Pendant des siècles les paysans du lieu y ont porté leurs bœufs pour y boire et de nombreuses femme y ont rincé leur linge en bavardant et en peinant, tandis que des groupes d'enfants poursuivaient de petits poissons et des têtards. Les pierres polies qui servaient de lavoir rappellent un monde désormais disparu, mais l' atmosphère tranquille qu'on y respire et l'agréable fraîcheur dont on profite, rendent les Trois Fontaines un endroit très suggestif qu'il faut maintenir et sauvegarder.

 

LES MARCITES

 L'étendue verte des prés et des champs de la vallée de Casterno est parcourue et in­terrompue par des fossés d'ir­rigation d' ampleur différente et par des canaux qui se croi­sent, se divisent, puis se ré­unissent à nouveau. Ils sont alimentés par les eaux de ré­surgences qui, par le fait qu'elles jaillissent à 9°-12° été comme hiver, permettent la parti­culière culture des marcites. 

Cette pratique consiste à faire cou­ler, en automne comme en hiver, un voile subtil d'eau sur le ter­rain de façon qu'il ne gèle pas. Cela consent la croissance conti­nue du fourrage qui peut être coupé de 7 à 10 fois par an. La pra­tique de la marcite a des origines très lointaines (les premières do­cumentations remontent au XII siècle) et a été très répandue dans la vallée jusqu'à il y a quelques années; aujourd'hui elle tend a disparaître.

LES MOULINS

Les moulins ont été les premières machines a utiliser l’énergie de l’eau.

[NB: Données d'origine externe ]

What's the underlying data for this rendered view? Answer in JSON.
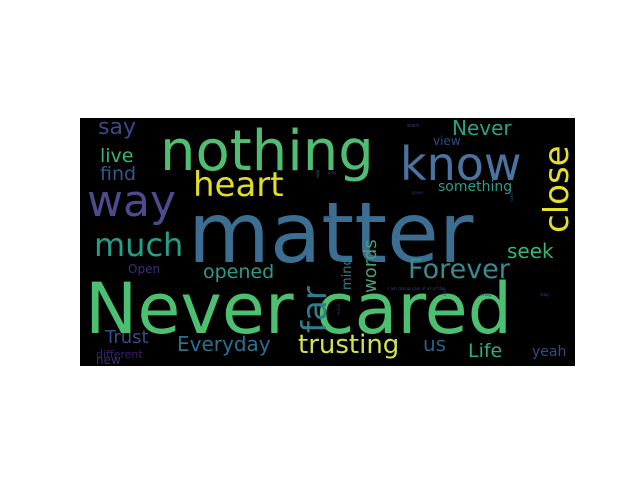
{
  "words": [
    {
      "text": "matter",
      "color": "#3b6e91"
    },
    {
      "text": "Never cared",
      "color": "#4cbf70"
    },
    {
      "text": "nothing",
      "color": "#4fbe73"
    },
    {
      "text": "know",
      "color": "#4a73a0"
    },
    {
      "text": "way",
      "color": "#4d4a8d"
    },
    {
      "text": "heart",
      "color": "#e2dd27"
    },
    {
      "text": "much",
      "color": "#23a085"
    },
    {
      "text": "close",
      "color": "#e5df2a"
    },
    {
      "text": "far",
      "color": "#2f7e8e"
    },
    {
      "text": "Forever",
      "color": "#3a8a91"
    },
    {
      "text": "trusting",
      "color": "#cfe34c"
    },
    {
      "text": "Everyday",
      "color": "#2d6f8e"
    },
    {
      "text": "Never",
      "color": "#2aa383"
    },
    {
      "text": "say",
      "color": "#394a86"
    },
    {
      "text": "live",
      "color": "#35b77a"
    },
    {
      "text": "find",
      "color": "#37568c"
    },
    {
      "text": "opened",
      "color": "#2b9c8a"
    },
    {
      "text": "words",
      "color": "#4a9f77"
    },
    {
      "text": "seek",
      "color": "#34b57a"
    },
    {
      "text": "Trust",
      "color": "#334f88"
    },
    {
      "text": "us",
      "color": "#2c5e8c"
    },
    {
      "text": "Life",
      "color": "#2ab07e"
    },
    {
      "text": "something",
      "color": "#2b9f8a"
    },
    {
      "text": "mind",
      "color": "#2c7a8d"
    },
    {
      "text": "yeah",
      "color": "#324a85"
    },
    {
      "text": "view",
      "color": "#2c4e84"
    },
    {
      "text": "Open",
      "color": "#3f2f78"
    },
    {
      "text": "new",
      "color": "#3c2e73"
    },
    {
      "text": "different",
      "color": "#3b2070"
    },
    {
      "text": "want",
      "color": "#3c3b7a"
    },
    {
      "text": "play",
      "color": "#4a3a86"
    },
    {
      "text": "green",
      "color": "#35396f"
    },
    {
      "text": "soul",
      "color": "#2b6d8a"
    },
    {
      "text": "road",
      "color": "#2b4f82"
    },
    {
      "text": "reach",
      "color": "#39326e"
    },
    {
      "text": "I am taking care of all of this",
      "color": "#3e3c7e"
    },
    {
      "text": "living",
      "color": "#3b2e78"
    },
    {
      "text": "stay",
      "color": "#2c4c87"
    },
    {
      "text": "lost",
      "color": "#463582"
    },
    {
      "text": "one",
      "color": "#353a80"
    }
  ]
}
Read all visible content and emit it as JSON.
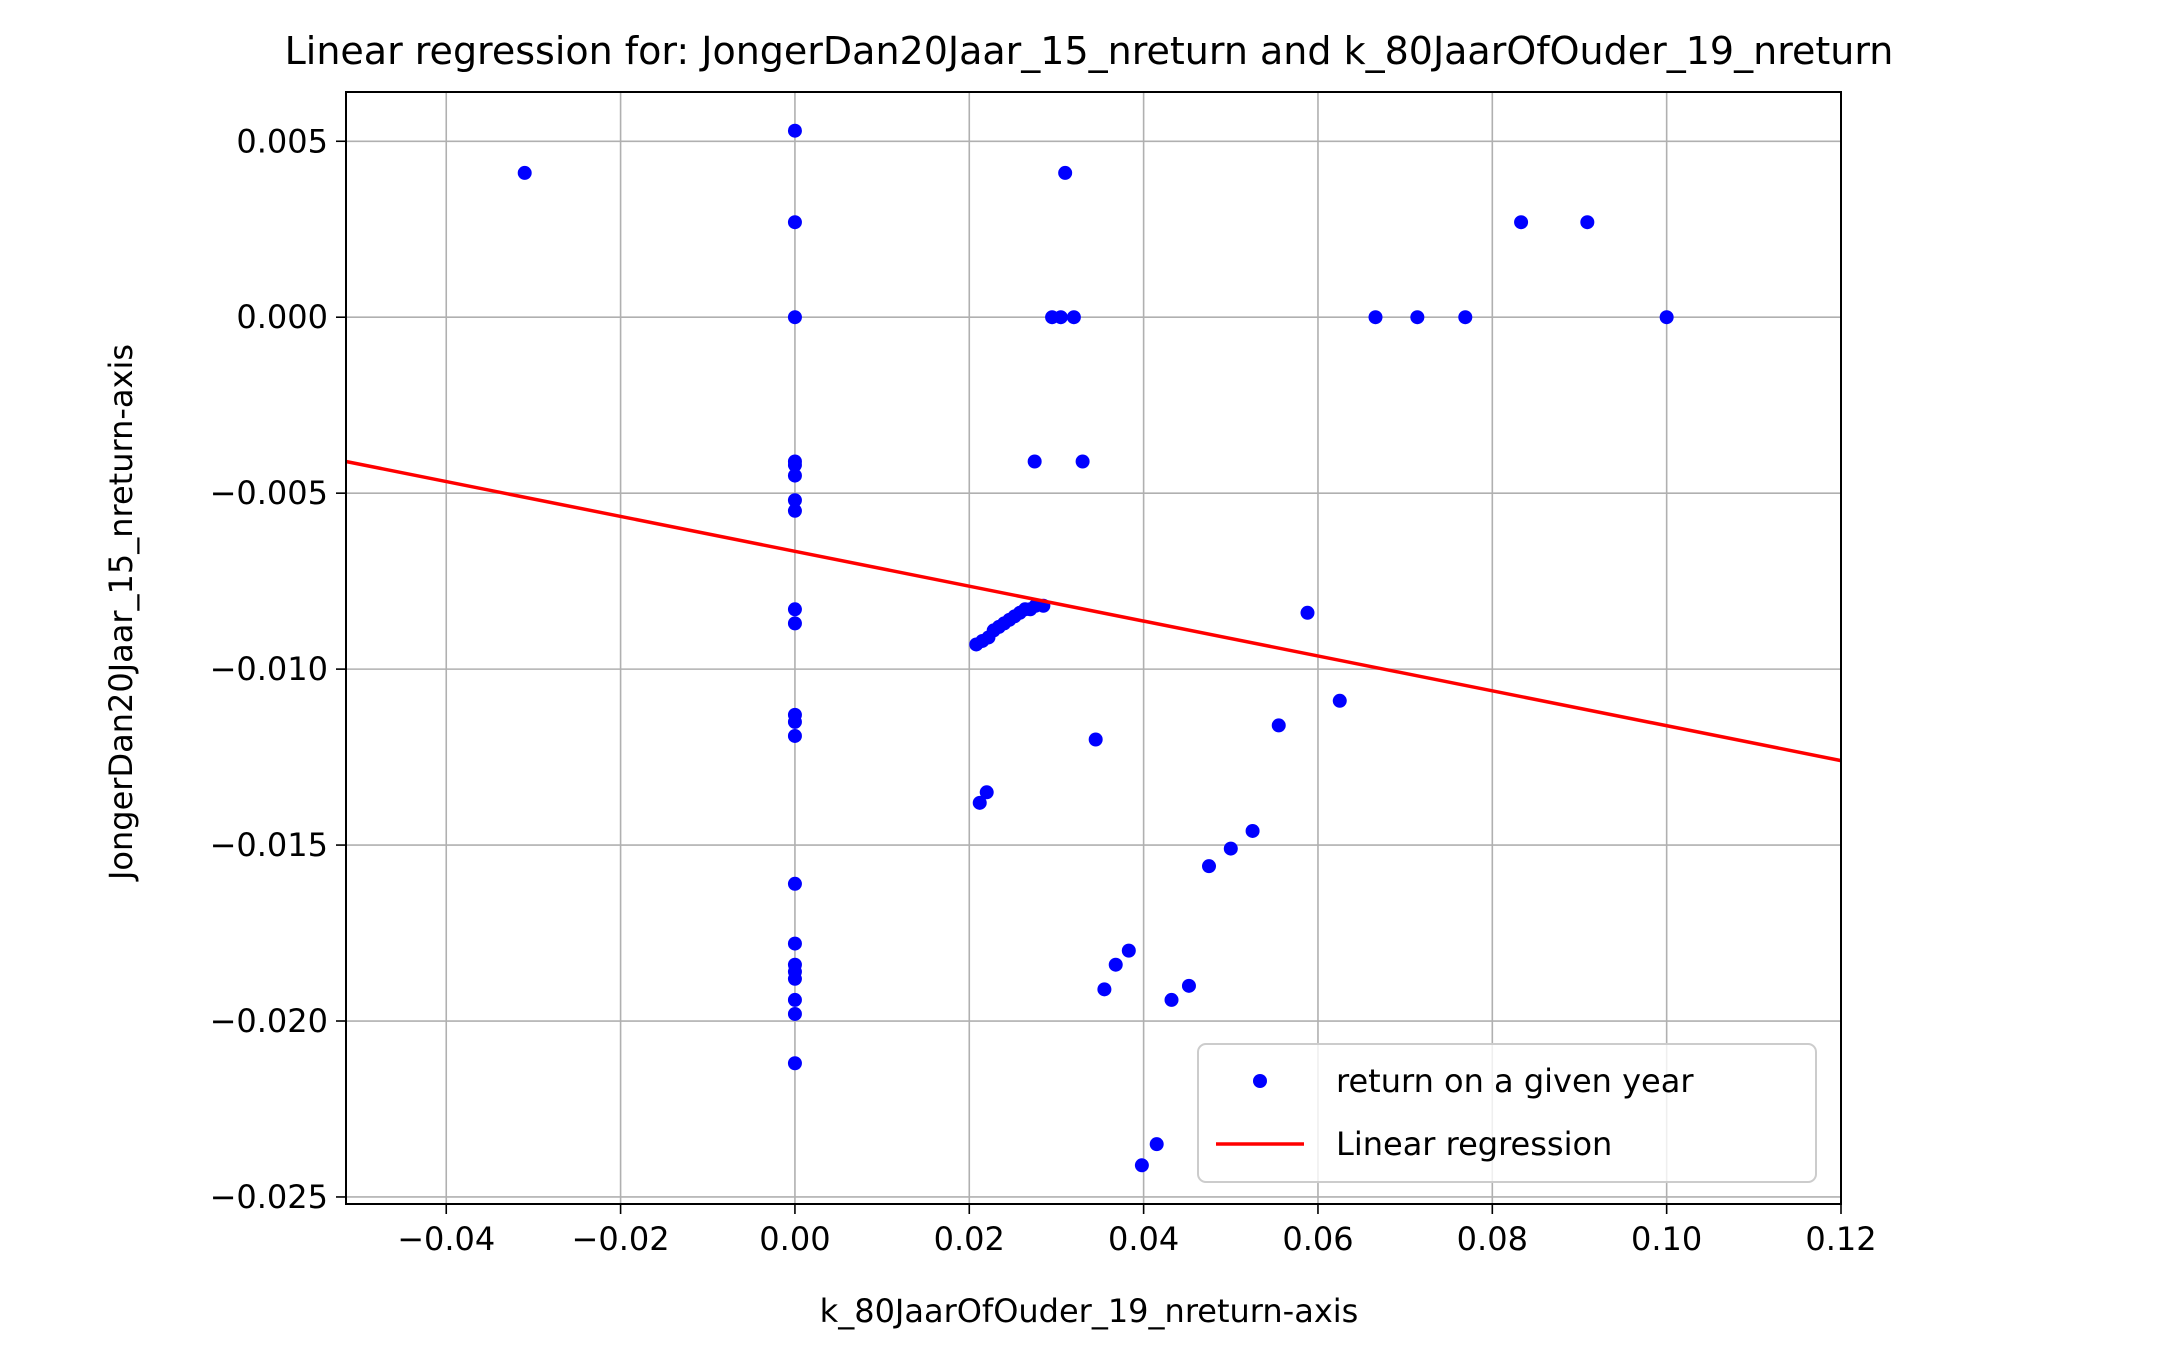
{
  "chart_data": {
    "type": "scatter",
    "title": "Linear regression for: JongerDan20Jaar_15_nreturn and k_80JaarOfOuder_19_nreturn",
    "xlabel": "k_80JaarOfOuder_19_nreturn-axis",
    "ylabel": "JongerDan20Jaar_15_nreturn-axis",
    "xlim": [
      -0.0515,
      0.12
    ],
    "ylim": [
      -0.0252,
      0.0064
    ],
    "xticks": [
      -0.04,
      -0.02,
      0.0,
      0.02,
      0.04,
      0.06,
      0.08,
      0.1,
      0.12
    ],
    "xtick_labels": [
      "−0.04",
      "−0.02",
      "0.00",
      "0.02",
      "0.04",
      "0.06",
      "0.08",
      "0.10",
      "0.12"
    ],
    "yticks": [
      0.005,
      0.0,
      -0.005,
      -0.01,
      -0.015,
      -0.02,
      -0.025
    ],
    "ytick_labels": [
      "0.005",
      "0.000",
      "−0.005",
      "−0.010",
      "−0.015",
      "−0.020",
      "−0.025"
    ],
    "grid": true,
    "legend_position": "lower-right",
    "colors": {
      "points": "#0000ff",
      "line": "#ff0000",
      "grid": "#b0b0b0"
    },
    "series": [
      {
        "name": "return on a given year",
        "kind": "scatter",
        "points": [
          [
            -0.031,
            0.0041
          ],
          [
            0.0,
            0.0053
          ],
          [
            0.0,
            0.0027
          ],
          [
            0.0,
            0.0
          ],
          [
            0.0,
            -0.0041
          ],
          [
            0.0,
            -0.0042
          ],
          [
            0.0,
            -0.0045
          ],
          [
            0.0,
            -0.0052
          ],
          [
            0.0,
            -0.0055
          ],
          [
            0.0,
            -0.0083
          ],
          [
            0.0,
            -0.0087
          ],
          [
            0.0,
            -0.0113
          ],
          [
            0.0,
            -0.0115
          ],
          [
            0.0,
            -0.0119
          ],
          [
            0.0,
            -0.0161
          ],
          [
            0.0,
            -0.0178
          ],
          [
            0.0,
            -0.0184
          ],
          [
            0.0,
            -0.0186
          ],
          [
            0.0,
            -0.0188
          ],
          [
            0.0,
            -0.0194
          ],
          [
            0.0,
            -0.0198
          ],
          [
            0.0,
            -0.0212
          ],
          [
            0.031,
            0.0041
          ],
          [
            0.0295,
            0.0
          ],
          [
            0.0305,
            0.0
          ],
          [
            0.032,
            0.0
          ],
          [
            0.0275,
            -0.0041
          ],
          [
            0.033,
            -0.0041
          ],
          [
            0.0208,
            -0.0093
          ],
          [
            0.0215,
            -0.0092
          ],
          [
            0.0222,
            -0.0091
          ],
          [
            0.0228,
            -0.0089
          ],
          [
            0.0234,
            -0.0088
          ],
          [
            0.024,
            -0.0087
          ],
          [
            0.0246,
            -0.0086
          ],
          [
            0.0252,
            -0.0085
          ],
          [
            0.0258,
            -0.0084
          ],
          [
            0.0264,
            -0.0083
          ],
          [
            0.027,
            -0.0083
          ],
          [
            0.0276,
            -0.0082
          ],
          [
            0.0285,
            -0.0082
          ],
          [
            0.0345,
            -0.012
          ],
          [
            0.0212,
            -0.0138
          ],
          [
            0.022,
            -0.0135
          ],
          [
            0.0355,
            -0.0191
          ],
          [
            0.0368,
            -0.0184
          ],
          [
            0.0383,
            -0.018
          ],
          [
            0.0398,
            -0.0241
          ],
          [
            0.0415,
            -0.0235
          ],
          [
            0.0432,
            -0.0194
          ],
          [
            0.0452,
            -0.019
          ],
          [
            0.0475,
            -0.0156
          ],
          [
            0.05,
            -0.0151
          ],
          [
            0.0525,
            -0.0146
          ],
          [
            0.0555,
            -0.0116
          ],
          [
            0.0588,
            -0.0084
          ],
          [
            0.0625,
            -0.0109
          ],
          [
            0.0666,
            0.0
          ],
          [
            0.0714,
            0.0
          ],
          [
            0.0769,
            0.0
          ],
          [
            0.0833,
            0.0027
          ],
          [
            0.0909,
            0.0027
          ],
          [
            0.1,
            0.0
          ]
        ]
      },
      {
        "name": "Linear regression",
        "kind": "line",
        "points": [
          [
            -0.0515,
            -0.0041
          ],
          [
            0.12,
            -0.0126
          ]
        ]
      }
    ]
  }
}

Le métier de meunier commence vers la fin du XIII siècle, quand, grâce à des canaux appropriés, l'eau des résurgences du Ticino et du Naviglio était conduite dans la vallée et favorisait l'installation de moulins. Ceux-ci eurent leur moment historique en 1245, quand ils furent incendiés par Fede­rico II neveu de Barbarossa, parce qu'ils fournissaient la farine à Milano, qui, ainsi, résistait à son siège.

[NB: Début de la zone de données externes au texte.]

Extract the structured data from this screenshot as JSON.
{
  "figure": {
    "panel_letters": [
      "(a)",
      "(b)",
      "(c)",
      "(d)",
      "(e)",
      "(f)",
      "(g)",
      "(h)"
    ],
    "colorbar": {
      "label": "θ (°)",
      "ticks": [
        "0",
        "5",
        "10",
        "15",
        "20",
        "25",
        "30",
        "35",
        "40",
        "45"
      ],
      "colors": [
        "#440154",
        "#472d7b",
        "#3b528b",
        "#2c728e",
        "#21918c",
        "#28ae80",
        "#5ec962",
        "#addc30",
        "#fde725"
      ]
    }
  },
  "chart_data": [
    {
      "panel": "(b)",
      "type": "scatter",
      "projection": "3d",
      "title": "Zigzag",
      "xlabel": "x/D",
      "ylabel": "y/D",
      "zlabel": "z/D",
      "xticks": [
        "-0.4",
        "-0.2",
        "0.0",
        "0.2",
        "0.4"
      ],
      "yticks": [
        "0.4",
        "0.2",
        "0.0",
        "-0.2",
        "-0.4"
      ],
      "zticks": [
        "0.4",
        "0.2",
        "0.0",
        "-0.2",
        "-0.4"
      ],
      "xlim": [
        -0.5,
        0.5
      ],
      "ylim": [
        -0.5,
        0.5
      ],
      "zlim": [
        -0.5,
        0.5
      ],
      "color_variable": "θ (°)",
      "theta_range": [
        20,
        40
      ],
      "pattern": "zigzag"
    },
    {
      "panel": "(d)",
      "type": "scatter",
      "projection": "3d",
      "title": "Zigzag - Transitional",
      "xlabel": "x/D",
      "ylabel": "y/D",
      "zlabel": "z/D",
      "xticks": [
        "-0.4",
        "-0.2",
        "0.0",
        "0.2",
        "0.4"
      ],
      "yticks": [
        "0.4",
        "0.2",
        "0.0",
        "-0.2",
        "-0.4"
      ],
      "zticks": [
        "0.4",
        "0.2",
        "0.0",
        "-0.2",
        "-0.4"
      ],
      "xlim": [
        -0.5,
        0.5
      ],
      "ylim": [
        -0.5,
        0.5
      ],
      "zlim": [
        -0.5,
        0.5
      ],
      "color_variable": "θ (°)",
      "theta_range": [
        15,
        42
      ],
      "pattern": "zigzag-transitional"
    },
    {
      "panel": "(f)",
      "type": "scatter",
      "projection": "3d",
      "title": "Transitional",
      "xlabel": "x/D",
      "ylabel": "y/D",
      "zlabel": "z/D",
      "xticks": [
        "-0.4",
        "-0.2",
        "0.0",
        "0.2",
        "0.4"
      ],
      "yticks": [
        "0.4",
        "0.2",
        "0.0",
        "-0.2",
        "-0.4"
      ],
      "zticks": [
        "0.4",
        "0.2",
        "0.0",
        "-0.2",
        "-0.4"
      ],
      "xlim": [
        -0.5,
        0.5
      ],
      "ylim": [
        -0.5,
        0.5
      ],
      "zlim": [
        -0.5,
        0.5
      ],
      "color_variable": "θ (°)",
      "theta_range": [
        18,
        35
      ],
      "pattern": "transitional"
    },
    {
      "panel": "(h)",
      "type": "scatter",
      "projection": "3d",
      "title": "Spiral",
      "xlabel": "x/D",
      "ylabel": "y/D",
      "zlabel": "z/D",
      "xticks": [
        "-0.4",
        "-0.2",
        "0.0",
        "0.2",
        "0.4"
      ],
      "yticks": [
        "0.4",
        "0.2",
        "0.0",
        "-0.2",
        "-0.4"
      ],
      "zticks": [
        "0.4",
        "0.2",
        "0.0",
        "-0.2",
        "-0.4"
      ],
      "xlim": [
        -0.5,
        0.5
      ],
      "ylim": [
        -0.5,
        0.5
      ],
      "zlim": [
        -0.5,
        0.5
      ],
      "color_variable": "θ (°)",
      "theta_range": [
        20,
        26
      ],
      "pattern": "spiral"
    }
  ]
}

Un des plus vieux moulins de la vallée, dont la fondation re­monte au XV siècle est le Moulin Pietrasanta. Son nom original était « Petit Moulin des Frères de l’œuvre pie Di Falco» (ces frères résidaient dans le couvent de Casterno). Il doit son nom ac­tuel à un noble Pietrasanta qui devint propriétaire d'une grande partie des biens de ces moines. Sur un des murs on entrevoit les traces d'une fresque qui date de 1404 et qui a été exécutée par un artiste de l'époque Giovanni Molinari; cette fresque représente la Sainte Vierge avec l'enfant Jésus et à côté S. Sébastien. Actuelle­ment la fresque se trouve dans l'église de Carpenzago.

 

LES FERMES

 Typique de la plaine lombarde est la ferme « à cour » c' est à dire un complexe de constructions qui servait respectivement de de­meure pour le patron, d'habitation pour les ouvriers, d'étable, de grange, de magasins, de hangar pour le matériel agricole et de laiterie. Le tout disposé autour d'un quadrilatère régulier décou­vert avec au centre l'aire utilisée surtout pour le séchage des cé­réales. Souvent dans cette zone la ferme traditionnelle était plus petite, constituée d'une habitation et de quelques constructions agricoles sans l’aire, elle était appelée « fermette ».